Voters reject bonds for schools, safety
No. 6 of the Top Ten stories for 2008
As the first part of our year-end look at the Top 10 stories of 2008, today’s edition lists stories number No. 6 through No. 10 — as voted by editors and staff of The Daily Sentinel.
Saturday’s edition will profile the stories that made up much of the top half of the list, with a look back at stories No. 2 through No. 5.
And in Sunday’s edition, we will announce the story that made the most impact in 2008, along with results of a readers’ online vote of the Top 10 stories of the year at GJSentinel.com.
Voters defeated two bond measures in November that would have sent $185 million to District 51 to build new schools and $98 million for a public safety initiative put forth by the city of Grand Junction.

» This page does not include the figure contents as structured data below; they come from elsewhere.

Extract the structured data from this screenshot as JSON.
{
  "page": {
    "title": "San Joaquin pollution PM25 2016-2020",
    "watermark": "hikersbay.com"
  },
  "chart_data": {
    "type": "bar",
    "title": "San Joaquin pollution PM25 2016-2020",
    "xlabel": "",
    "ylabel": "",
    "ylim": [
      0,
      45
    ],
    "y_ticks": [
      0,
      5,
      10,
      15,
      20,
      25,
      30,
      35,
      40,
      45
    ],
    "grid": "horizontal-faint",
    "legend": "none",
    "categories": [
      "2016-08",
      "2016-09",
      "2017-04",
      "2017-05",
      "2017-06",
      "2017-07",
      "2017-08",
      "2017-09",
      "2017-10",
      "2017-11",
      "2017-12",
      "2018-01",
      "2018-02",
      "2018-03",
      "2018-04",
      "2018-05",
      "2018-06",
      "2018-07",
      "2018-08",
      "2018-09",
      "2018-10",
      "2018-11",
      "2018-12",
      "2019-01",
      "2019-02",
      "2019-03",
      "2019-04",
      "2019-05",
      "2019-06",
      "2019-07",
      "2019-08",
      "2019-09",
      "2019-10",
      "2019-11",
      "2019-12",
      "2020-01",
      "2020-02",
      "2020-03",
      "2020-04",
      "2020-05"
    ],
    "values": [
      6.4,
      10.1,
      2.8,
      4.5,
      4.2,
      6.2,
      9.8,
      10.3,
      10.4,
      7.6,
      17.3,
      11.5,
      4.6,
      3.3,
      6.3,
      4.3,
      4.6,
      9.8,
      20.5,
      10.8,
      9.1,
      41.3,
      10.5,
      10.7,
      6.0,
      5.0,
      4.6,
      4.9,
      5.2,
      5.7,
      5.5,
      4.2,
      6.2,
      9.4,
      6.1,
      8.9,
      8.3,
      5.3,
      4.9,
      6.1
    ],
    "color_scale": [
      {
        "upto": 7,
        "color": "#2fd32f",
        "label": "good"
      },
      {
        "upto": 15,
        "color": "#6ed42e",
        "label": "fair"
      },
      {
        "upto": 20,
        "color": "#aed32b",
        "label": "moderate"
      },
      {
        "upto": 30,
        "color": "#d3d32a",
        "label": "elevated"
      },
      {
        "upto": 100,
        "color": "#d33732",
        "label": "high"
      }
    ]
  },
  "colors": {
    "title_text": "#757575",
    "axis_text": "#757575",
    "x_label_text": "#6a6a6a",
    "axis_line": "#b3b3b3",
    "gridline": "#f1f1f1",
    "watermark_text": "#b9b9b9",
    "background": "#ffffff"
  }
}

A spiraling economy weighed heavily on the minds of voters at the ballot box, eating away any support the two measures had, and landing their defeat at the sixth spot on The Daily Sentinel’s Top 10 stories for 2008.
Opponents of the measures said the price tags of the packages were excessive, and at least in the school district’s case, several voters were still miffed over $1 million given to Mesa State College for use of athletic facilities.

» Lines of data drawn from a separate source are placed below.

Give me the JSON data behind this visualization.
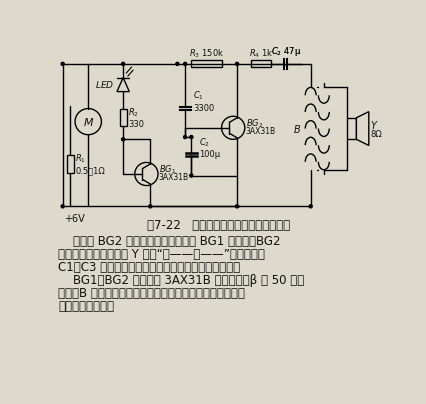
{
  "title": "图7-22   录音机倒带终止指示器电路之二",
  "bg_color": "#ddd9cc",
  "text_color": "#111111",
  "caption_fontsize": 8.5,
  "body_fontsize": 8.5,
  "body_lines": [
    "    晶体管 BG2 即组成间歇振荡器，当 BG1 导通时，BG2",
    "截通电工作，由扬声器 Y 发出“哪——嗯——”鸣声。更改",
    "C1、C3 容量可改变间歇振荡器振荡频率和间隔时间。",
    "    BG1、BG2 均可选用 3AX31B 锗三极管，β 值 50 左右",
    "即可。B 可用小型晶体管收音机用的输出变压器。其它阻容",
    "元件无特殊要求。"
  ]
}
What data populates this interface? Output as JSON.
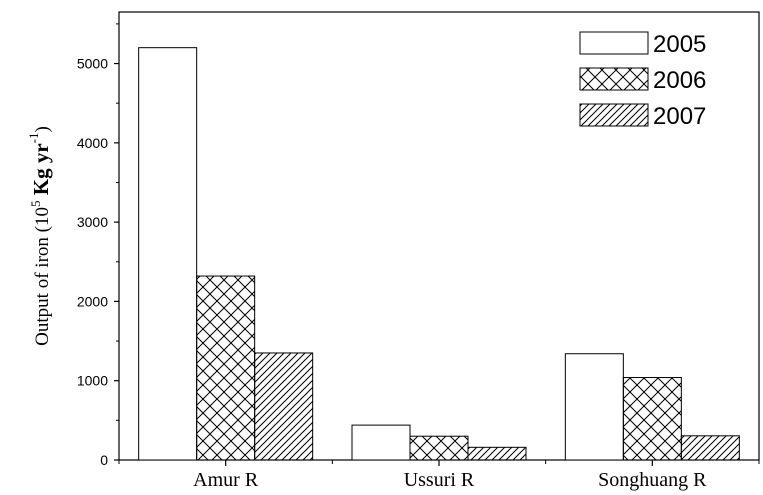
{
  "chart_data": {
    "type": "bar",
    "categories": [
      "Amur R",
      "Ussuri R",
      "Songhuang R"
    ],
    "series": [
      {
        "name": "2005",
        "pattern": "none",
        "values": [
          5200,
          440,
          1340
        ]
      },
      {
        "name": "2006",
        "pattern": "crosshatch",
        "values": [
          2320,
          300,
          1040
        ]
      },
      {
        "name": "2007",
        "pattern": "diagonal",
        "values": [
          1350,
          160,
          305
        ]
      }
    ],
    "title": "",
    "xlabel": "",
    "ylabel": {
      "prefix": "Output of iron (10",
      "exp1": "5",
      "mid": " Kg yr",
      "exp2": "-1",
      "suffix": ")"
    },
    "ylim": [
      0,
      5650
    ],
    "yticks": [
      0,
      1000,
      2000,
      3000,
      4000,
      5000
    ],
    "legend_position": "top-right",
    "colors": {
      "bar_fill": "#ffffff",
      "stroke": "#000000"
    }
  }
}
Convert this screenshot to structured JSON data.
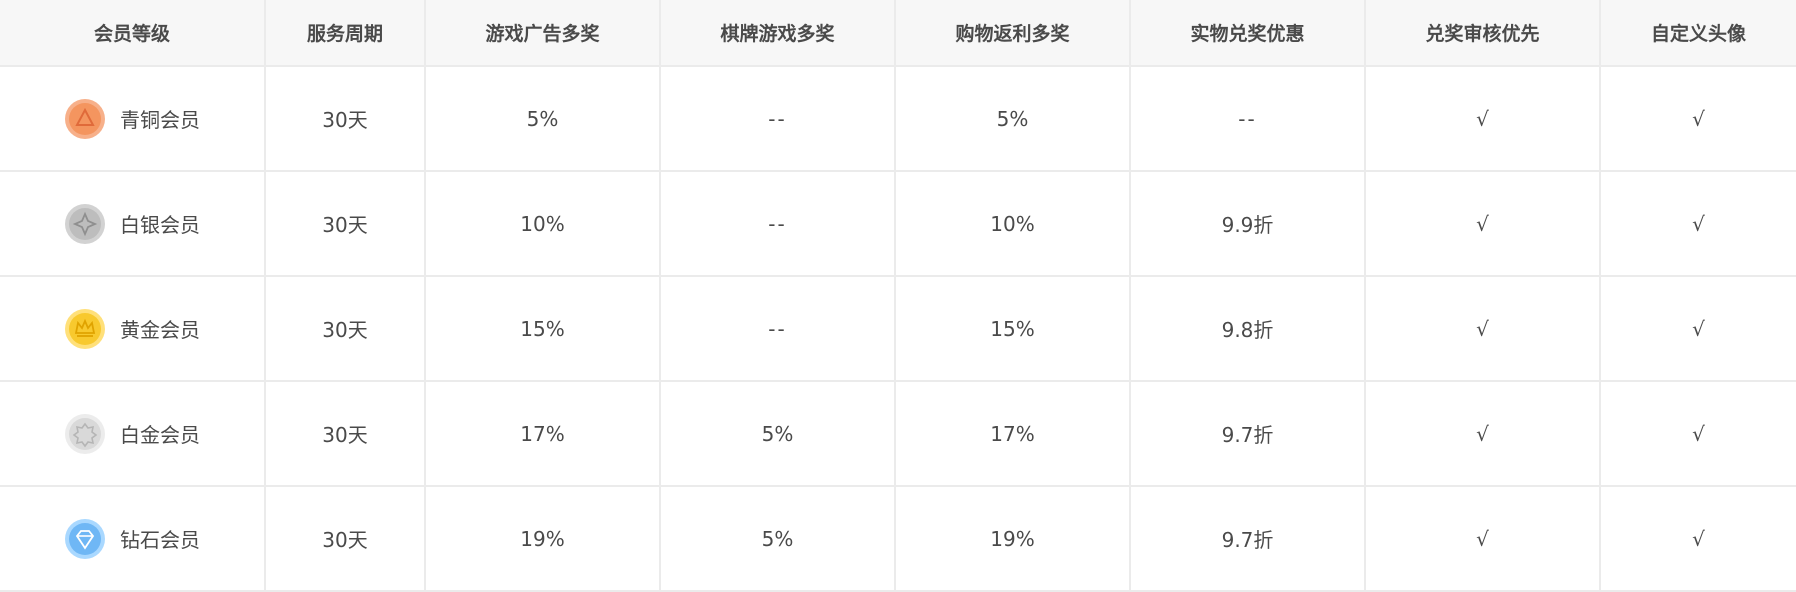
{
  "headers": [
    "会员等级",
    "服务周期",
    "游戏广告多奖",
    "棋牌游戏多奖",
    "购物返利多奖",
    "实物兑奖优惠",
    "兑奖审核优先",
    "自定义头像"
  ],
  "rows": [
    {
      "level": "青铜会员",
      "icon": "bronze-medal-icon",
      "colors": {
        "outer": "#f7b08a",
        "inner": "#f4955f",
        "symbol": "#e06a3a"
      },
      "cells": [
        "30天",
        "5%",
        "--",
        "5%",
        "--",
        "√",
        "√"
      ]
    },
    {
      "level": "白银会员",
      "icon": "silver-medal-icon",
      "colors": {
        "outer": "#d2d2d2",
        "inner": "#bdbdbd",
        "symbol": "#8f8f8f"
      },
      "cells": [
        "30天",
        "10%",
        "--",
        "10%",
        "9.9折",
        "√",
        "√"
      ]
    },
    {
      "level": "黄金会员",
      "icon": "gold-medal-icon",
      "colors": {
        "outer": "#ffe07a",
        "inner": "#f8c92e",
        "symbol": "#e0a300"
      },
      "cells": [
        "30天",
        "15%",
        "--",
        "15%",
        "9.8折",
        "√",
        "√"
      ]
    },
    {
      "level": "白金会员",
      "icon": "platinum-medal-icon",
      "colors": {
        "outer": "#ececec",
        "inner": "#d9d9d9",
        "symbol": "#b5b5b5"
      },
      "cells": [
        "30天",
        "17%",
        "5%",
        "17%",
        "9.7折",
        "√",
        "√"
      ]
    },
    {
      "level": "钻石会员",
      "icon": "diamond-medal-icon",
      "colors": {
        "outer": "#a9d8ff",
        "inner": "#6fb7f5",
        "symbol": "#3a8fe0"
      },
      "cells": [
        "30天",
        "19%",
        "5%",
        "19%",
        "9.7折",
        "√",
        "√"
      ]
    }
  ]
}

The school bond package earmarked funds to build two new high schools, two new elementary schools, replace Orchard Mesa Middle School and upgrade outdated facilities to help alleviate crowding in existing buildings.
The bond package would have been covered by an increase in local property taxes for the 25-year life of the bond.

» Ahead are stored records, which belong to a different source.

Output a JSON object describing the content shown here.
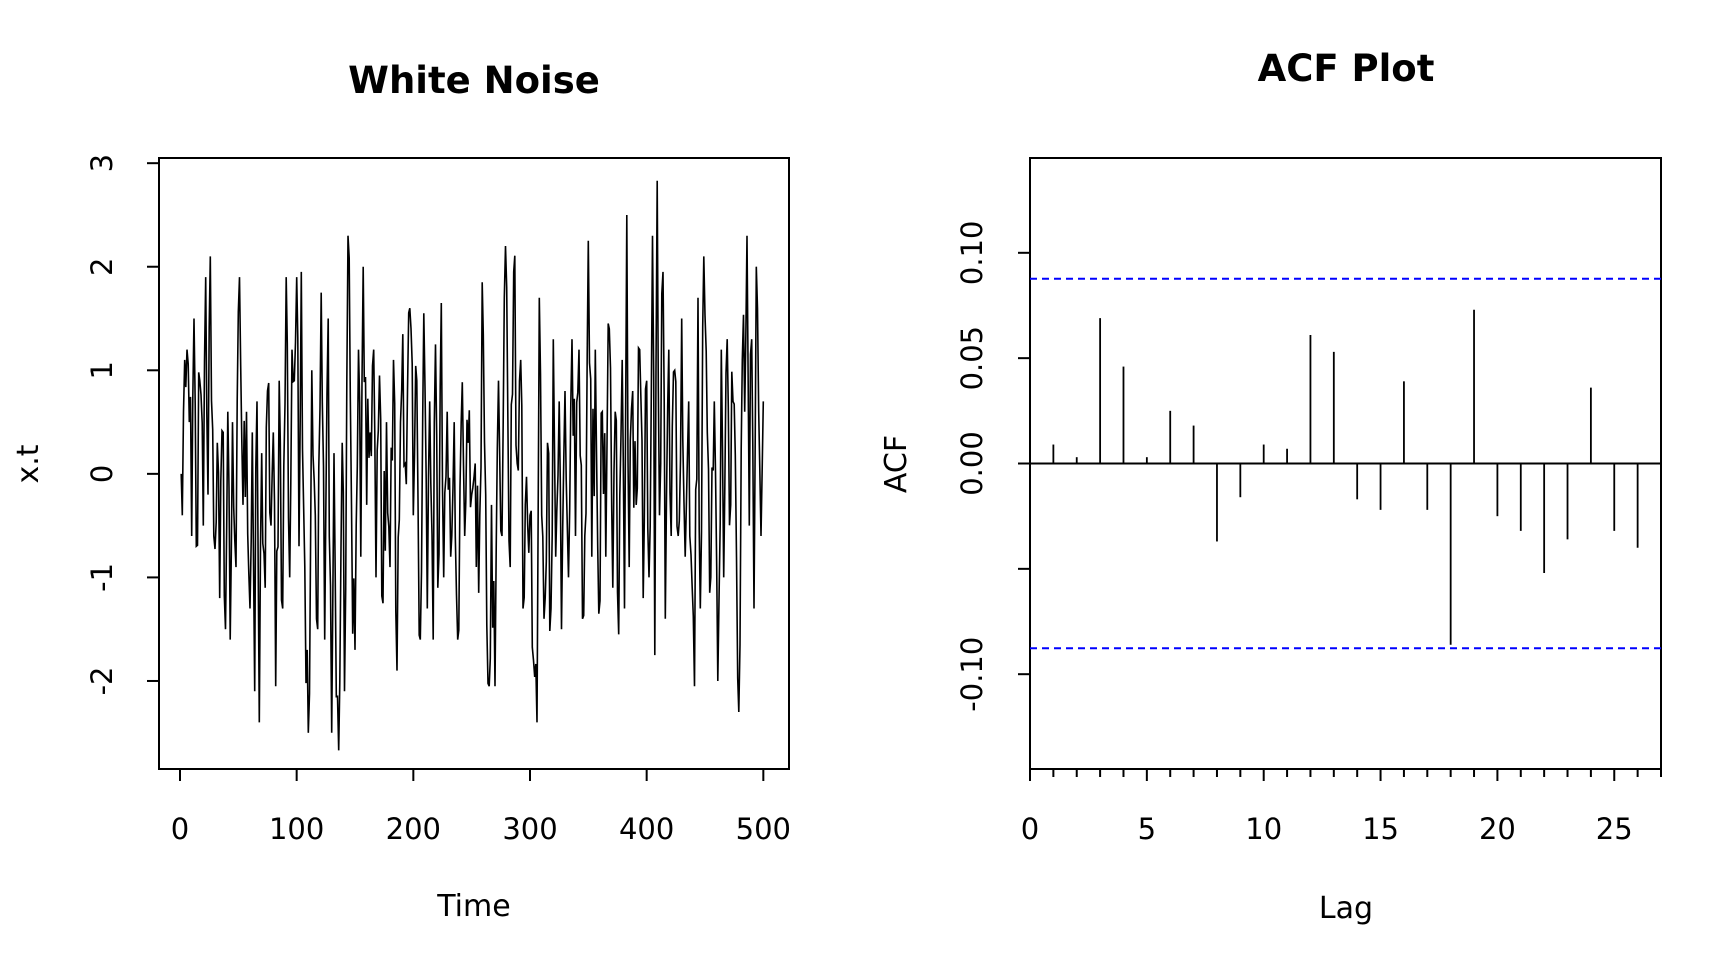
{
  "chart_data": [
    {
      "type": "line",
      "title": "White Noise",
      "xlabel": "Time",
      "ylabel": "x.t",
      "xlim": [
        -18,
        522
      ],
      "ylim": [
        -2.85,
        3.05
      ],
      "xticks": [
        "0",
        "100",
        "200",
        "300",
        "400",
        "500"
      ],
      "yticks": [
        "-2",
        "-1",
        "0",
        "1",
        "2",
        "3"
      ],
      "grid": false,
      "n_points": 500,
      "extremes": {
        "max": 2.83,
        "max_at": 409,
        "min": -2.67,
        "min_at": 136
      },
      "series": [
        {
          "color": "#000000",
          "anchors": [
            [
              1,
              0.0
            ],
            [
              2,
              -0.4
            ],
            [
              4,
              1.1
            ],
            [
              6,
              1.2
            ],
            [
              8,
              0.5
            ],
            [
              10,
              -0.6
            ],
            [
              12,
              1.5
            ],
            [
              14,
              -0.7
            ],
            [
              17,
              0.9
            ],
            [
              20,
              -0.5
            ],
            [
              22,
              1.9
            ],
            [
              24,
              -0.2
            ],
            [
              26,
              2.1
            ],
            [
              29,
              -0.6
            ],
            [
              32,
              0.3
            ],
            [
              34,
              -1.2
            ],
            [
              37,
              0.4
            ],
            [
              39,
              -1.5
            ],
            [
              41,
              0.6
            ],
            [
              43,
              -1.6
            ],
            [
              45,
              0.5
            ],
            [
              48,
              -0.9
            ],
            [
              51,
              1.9
            ],
            [
              54,
              -0.3
            ],
            [
              57,
              0.6
            ],
            [
              60,
              -1.3
            ],
            [
              62,
              0.4
            ],
            [
              64,
              -2.1
            ],
            [
              66,
              0.7
            ],
            [
              68,
              -2.4
            ],
            [
              70,
              0.2
            ],
            [
              73,
              -1.1
            ],
            [
              75,
              0.8
            ],
            [
              78,
              -0.5
            ],
            [
              80,
              0.4
            ],
            [
              82,
              -2.05
            ],
            [
              85,
              0.9
            ],
            [
              88,
              -1.3
            ],
            [
              91,
              1.9
            ],
            [
              94,
              -1.0
            ],
            [
              96,
              1.2
            ],
            [
              98,
              0.9
            ],
            [
              100,
              1.9
            ],
            [
              102,
              -0.7
            ],
            [
              104,
              1.95
            ],
            [
              107,
              -0.9
            ],
            [
              110,
              -2.5
            ],
            [
              113,
              1.0
            ],
            [
              116,
              -0.4
            ],
            [
              118,
              -1.5
            ],
            [
              121,
              1.75
            ],
            [
              124,
              -1.6
            ],
            [
              127,
              1.5
            ],
            [
              130,
              -2.5
            ],
            [
              132,
              0.2
            ],
            [
              134,
              -2.15
            ],
            [
              136,
              -2.67
            ],
            [
              139,
              0.3
            ],
            [
              141,
              -2.1
            ],
            [
              144,
              2.3
            ],
            [
              147,
              -0.3
            ],
            [
              150,
              -1.7
            ],
            [
              153,
              1.2
            ],
            [
              155,
              -0.8
            ],
            [
              157,
              2.0
            ],
            [
              160,
              -0.3
            ],
            [
              163,
              0.4
            ],
            [
              166,
              1.2
            ],
            [
              168,
              -1.0
            ],
            [
              171,
              0.95
            ],
            [
              174,
              -1.25
            ],
            [
              177,
              0.5
            ],
            [
              180,
              -0.9
            ],
            [
              183,
              1.1
            ],
            [
              186,
              -1.9
            ],
            [
              189,
              0.5
            ],
            [
              191,
              1.35
            ],
            [
              194,
              -0.1
            ],
            [
              197,
              1.6
            ],
            [
              200,
              -0.4
            ],
            [
              203,
              0.9
            ],
            [
              206,
              -1.6
            ],
            [
              209,
              1.55
            ],
            [
              212,
              -1.3
            ],
            [
              214,
              0.7
            ],
            [
              217,
              -1.6
            ],
            [
              219,
              1.25
            ],
            [
              221,
              -1.1
            ],
            [
              224,
              1.65
            ],
            [
              226,
              -1.0
            ],
            [
              229,
              0.6
            ],
            [
              232,
              -0.8
            ],
            [
              235,
              0.5
            ],
            [
              238,
              -1.6
            ],
            [
              241,
              0.5
            ],
            [
              244,
              -0.6
            ],
            [
              247,
              0.3
            ],
            [
              250,
              -0.2
            ],
            [
              253,
              0.1
            ],
            [
              256,
              -1.15
            ],
            [
              259,
              1.85
            ],
            [
              262,
              -0.2
            ],
            [
              265,
              -2.05
            ],
            [
              267,
              -0.3
            ],
            [
              270,
              -2.05
            ],
            [
              273,
              0.9
            ],
            [
              276,
              -0.6
            ],
            [
              278,
              1.7
            ],
            [
              280,
              1.8
            ],
            [
              283,
              -0.9
            ],
            [
              286,
              1.95
            ],
            [
              289,
              0.1
            ],
            [
              292,
              1.1
            ],
            [
              294,
              -1.3
            ],
            [
              296,
              -0.3
            ],
            [
              298,
              -0.5
            ],
            [
              300,
              -0.4
            ],
            [
              303,
              -1.8
            ],
            [
              306,
              -2.4
            ],
            [
              308,
              1.7
            ],
            [
              310,
              -0.4
            ],
            [
              312,
              -1.4
            ],
            [
              315,
              0.3
            ],
            [
              318,
              -1.3
            ],
            [
              320,
              1.3
            ],
            [
              322,
              -0.8
            ],
            [
              325,
              0.7
            ],
            [
              327,
              -1.5
            ],
            [
              330,
              0.8
            ],
            [
              333,
              -1.0
            ],
            [
              336,
              1.3
            ],
            [
              339,
              -0.6
            ],
            [
              342,
              1.2
            ],
            [
              345,
              -1.4
            ],
            [
              347,
              -0.6
            ],
            [
              350,
              2.25
            ],
            [
              353,
              -0.8
            ],
            [
              356,
              1.2
            ],
            [
              359,
              -1.35
            ],
            [
              362,
              0.6
            ],
            [
              365,
              -0.8
            ],
            [
              368,
              1.4
            ],
            [
              371,
              -1.1
            ],
            [
              373,
              0.6
            ],
            [
              376,
              -1.55
            ],
            [
              379,
              1.1
            ],
            [
              381,
              -1.3
            ],
            [
              383,
              2.5
            ],
            [
              385,
              -0.9
            ],
            [
              388,
              0.8
            ],
            [
              391,
              -0.3
            ],
            [
              394,
              1.2
            ],
            [
              397,
              -1.2
            ],
            [
              400,
              0.9
            ],
            [
              402,
              -1.0
            ],
            [
              405,
              2.3
            ],
            [
              407,
              -1.75
            ],
            [
              409,
              2.83
            ],
            [
              411,
              -0.4
            ],
            [
              414,
              1.95
            ],
            [
              416,
              -1.4
            ],
            [
              419,
              1.2
            ],
            [
              421,
              -0.6
            ],
            [
              424,
              1.0
            ],
            [
              427,
              -0.6
            ],
            [
              430,
              1.5
            ],
            [
              433,
              -0.8
            ],
            [
              436,
              0.7
            ],
            [
              439,
              -1.1
            ],
            [
              441,
              -2.05
            ],
            [
              444,
              1.7
            ],
            [
              446,
              -1.3
            ],
            [
              449,
              2.1
            ],
            [
              452,
              0.4
            ],
            [
              455,
              -1.0
            ],
            [
              458,
              0.7
            ],
            [
              461,
              -2.0
            ],
            [
              464,
              1.2
            ],
            [
              466,
              -1.0
            ],
            [
              469,
              1.3
            ],
            [
              472,
              -0.3
            ],
            [
              474,
              0.7
            ],
            [
              477,
              -0.8
            ],
            [
              479,
              -2.3
            ],
            [
              482,
              1.1
            ],
            [
              484,
              0.6
            ],
            [
              486,
              2.3
            ],
            [
              488,
              -0.5
            ],
            [
              490,
              1.3
            ],
            [
              492,
              -1.3
            ],
            [
              494,
              2.0
            ],
            [
              496,
              0.6
            ],
            [
              498,
              -0.6
            ],
            [
              500,
              0.7
            ]
          ]
        }
      ]
    },
    {
      "type": "bar",
      "title": "ACF Plot",
      "xlabel": "Lag",
      "ylabel": "ACF",
      "xlim": [
        0,
        27
      ],
      "ylim": [
        -0.145,
        0.145
      ],
      "xticks": [
        "0",
        "5",
        "10",
        "15",
        "20",
        "25"
      ],
      "yticks": [
        "-0.10",
        "0.05",
        "0.10"
      ],
      "extra_yticks": [
        "0.00"
      ],
      "grid": false,
      "series": [
        {
          "color": "#000000",
          "x": [
            1,
            2,
            3,
            4,
            5,
            6,
            7,
            8,
            9,
            10,
            11,
            12,
            13,
            14,
            15,
            16,
            17,
            18,
            19,
            20,
            21,
            22,
            23,
            24,
            25,
            26
          ],
          "values": [
            0.009,
            0.003,
            0.069,
            0.046,
            0.003,
            0.025,
            0.018,
            -0.037,
            -0.016,
            0.009,
            0.007,
            0.061,
            0.053,
            -0.017,
            -0.022,
            0.039,
            -0.022,
            -0.086,
            0.073,
            -0.025,
            -0.032,
            -0.052,
            -0.036,
            0.036,
            -0.032,
            -0.04
          ]
        }
      ],
      "confidence_band": {
        "upper": 0.0877,
        "lower": -0.0877,
        "color": "#0000ff"
      }
    }
  ]
}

A separate ballot question requesting a permanent $6 million mill-levy override to partially fund the operation of the new schools was also shot down.
The city had to shelve plans to construct seven new public safety buildings, including a main facility to house a new police station, fire administration, 911 dispatch, a municipal courtroom and an emergency operations center.
The public safety initiative would have increased sales tax from 2.75 percent to 3 percent until the city paid off debt incurred with the Riverside Parkway project, when it would have returned to 2.75 percent.
The initiative would also have allowed the city to keep and spend tax revenue above limits imposed by the Taxpayer’s Bill of Rights after the parkway was paid off.
The district is mulling over alternative growth plans including leasing facilities for extra space while the city is exploring other funding sources for the initiative.